Woolwich plc executive director Julie Baddeley said: 'If there is one single thing we need to change, it is the fear of punishment for failure.'
The limitations of league tables were described by Professor Ian Sinclair, codirector of York University's social work research and development unit. He said that a study of the top and bottom ends of a league table of maternity units had shown that those at the high end of performance had nice accommodation and were in good areas, while those at the bottom were in deprived areas, had poor facilities and the managers had changed.
Professor Smith said a York University study of eight trusts had found that 'the trusts perceived to be performing well were those with a good relationship' with their NHS Executive regional office. They were 'deemed to be performing well because they were not causing trouble'.

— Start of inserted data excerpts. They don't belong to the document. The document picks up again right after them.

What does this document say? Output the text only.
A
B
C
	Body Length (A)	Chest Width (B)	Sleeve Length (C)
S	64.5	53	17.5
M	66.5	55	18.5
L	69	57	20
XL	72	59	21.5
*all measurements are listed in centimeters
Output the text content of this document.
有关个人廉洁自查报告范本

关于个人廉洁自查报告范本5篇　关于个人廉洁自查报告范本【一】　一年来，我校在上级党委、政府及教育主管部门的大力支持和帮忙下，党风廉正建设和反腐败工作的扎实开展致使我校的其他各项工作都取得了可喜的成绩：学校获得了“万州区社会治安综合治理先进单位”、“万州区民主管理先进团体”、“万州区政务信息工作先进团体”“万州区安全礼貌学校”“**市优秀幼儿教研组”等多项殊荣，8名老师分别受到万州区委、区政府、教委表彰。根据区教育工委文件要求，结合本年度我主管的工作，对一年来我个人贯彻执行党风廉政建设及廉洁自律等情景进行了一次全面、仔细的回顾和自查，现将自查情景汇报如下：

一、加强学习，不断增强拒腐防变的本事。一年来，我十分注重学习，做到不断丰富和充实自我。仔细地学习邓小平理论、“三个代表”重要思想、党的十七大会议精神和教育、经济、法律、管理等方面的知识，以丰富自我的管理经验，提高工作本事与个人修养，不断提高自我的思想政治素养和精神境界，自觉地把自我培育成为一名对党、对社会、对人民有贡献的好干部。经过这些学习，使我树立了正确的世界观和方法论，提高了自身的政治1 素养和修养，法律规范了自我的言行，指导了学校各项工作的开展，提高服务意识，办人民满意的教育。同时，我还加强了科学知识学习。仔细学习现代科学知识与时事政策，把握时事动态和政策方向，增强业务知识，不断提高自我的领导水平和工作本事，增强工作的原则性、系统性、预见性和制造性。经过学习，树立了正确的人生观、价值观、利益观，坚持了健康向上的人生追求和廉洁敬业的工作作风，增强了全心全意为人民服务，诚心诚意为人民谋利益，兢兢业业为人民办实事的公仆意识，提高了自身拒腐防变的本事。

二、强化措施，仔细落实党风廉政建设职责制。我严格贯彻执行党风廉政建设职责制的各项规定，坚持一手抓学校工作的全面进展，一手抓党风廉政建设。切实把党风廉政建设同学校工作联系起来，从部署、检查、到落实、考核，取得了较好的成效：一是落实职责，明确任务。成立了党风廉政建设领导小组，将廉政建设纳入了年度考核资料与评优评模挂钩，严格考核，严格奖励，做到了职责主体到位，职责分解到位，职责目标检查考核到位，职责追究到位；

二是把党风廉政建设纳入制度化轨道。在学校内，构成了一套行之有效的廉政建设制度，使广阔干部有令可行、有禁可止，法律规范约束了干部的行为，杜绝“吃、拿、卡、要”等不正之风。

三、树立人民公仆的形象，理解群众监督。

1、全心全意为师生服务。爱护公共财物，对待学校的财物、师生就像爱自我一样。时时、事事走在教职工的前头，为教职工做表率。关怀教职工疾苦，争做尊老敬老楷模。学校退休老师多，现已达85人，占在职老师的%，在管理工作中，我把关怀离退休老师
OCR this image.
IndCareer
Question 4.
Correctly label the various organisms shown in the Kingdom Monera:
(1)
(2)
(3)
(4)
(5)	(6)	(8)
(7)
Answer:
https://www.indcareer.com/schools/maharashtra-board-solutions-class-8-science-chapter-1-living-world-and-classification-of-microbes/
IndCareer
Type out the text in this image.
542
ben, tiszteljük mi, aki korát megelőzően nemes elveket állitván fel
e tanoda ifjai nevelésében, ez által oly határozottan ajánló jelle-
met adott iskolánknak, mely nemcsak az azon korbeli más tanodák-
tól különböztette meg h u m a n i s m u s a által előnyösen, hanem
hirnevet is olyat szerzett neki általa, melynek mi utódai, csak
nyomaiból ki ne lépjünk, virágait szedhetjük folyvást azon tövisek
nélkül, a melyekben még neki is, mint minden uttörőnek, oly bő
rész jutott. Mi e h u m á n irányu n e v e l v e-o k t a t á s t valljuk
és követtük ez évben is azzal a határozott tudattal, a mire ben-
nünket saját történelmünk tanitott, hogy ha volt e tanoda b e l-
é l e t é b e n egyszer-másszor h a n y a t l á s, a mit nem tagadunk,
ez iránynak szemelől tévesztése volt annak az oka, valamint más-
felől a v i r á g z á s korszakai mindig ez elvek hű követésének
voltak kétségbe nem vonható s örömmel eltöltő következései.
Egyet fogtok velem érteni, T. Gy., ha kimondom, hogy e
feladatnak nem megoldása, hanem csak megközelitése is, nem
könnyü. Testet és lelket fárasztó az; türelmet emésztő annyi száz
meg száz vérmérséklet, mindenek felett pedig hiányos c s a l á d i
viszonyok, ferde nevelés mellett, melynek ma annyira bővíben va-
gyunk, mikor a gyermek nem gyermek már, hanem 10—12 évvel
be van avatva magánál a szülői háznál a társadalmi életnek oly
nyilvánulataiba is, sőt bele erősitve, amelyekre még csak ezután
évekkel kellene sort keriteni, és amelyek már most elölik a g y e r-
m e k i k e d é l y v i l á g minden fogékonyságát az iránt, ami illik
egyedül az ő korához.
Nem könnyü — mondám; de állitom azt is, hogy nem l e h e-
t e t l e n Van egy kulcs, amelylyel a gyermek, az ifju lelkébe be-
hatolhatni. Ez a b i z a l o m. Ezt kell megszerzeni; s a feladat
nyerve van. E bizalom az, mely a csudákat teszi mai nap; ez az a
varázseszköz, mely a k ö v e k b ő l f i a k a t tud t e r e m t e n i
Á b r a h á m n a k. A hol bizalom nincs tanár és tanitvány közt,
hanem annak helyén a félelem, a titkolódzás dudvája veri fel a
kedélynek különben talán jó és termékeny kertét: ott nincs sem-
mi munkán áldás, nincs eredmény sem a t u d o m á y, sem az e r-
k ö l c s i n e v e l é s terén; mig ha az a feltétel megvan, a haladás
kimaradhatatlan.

King's Fund research fellow Dr Jennifer Dixon described how she toured the NHS 18 months ago asking for possible solutions.
She found that managers wanted to know how they could find out where good work had been done, and how problems had been cracked.
As a result, the King's Fund had set up an NHS learning fund to access such information, and some clinical team swapping had been arranged, including 'buddying' a failing trust.
The inquiry is set to hold five more seminars on management performance over the next three months, before drawing up its recommendations for health secretary Alan Milburn.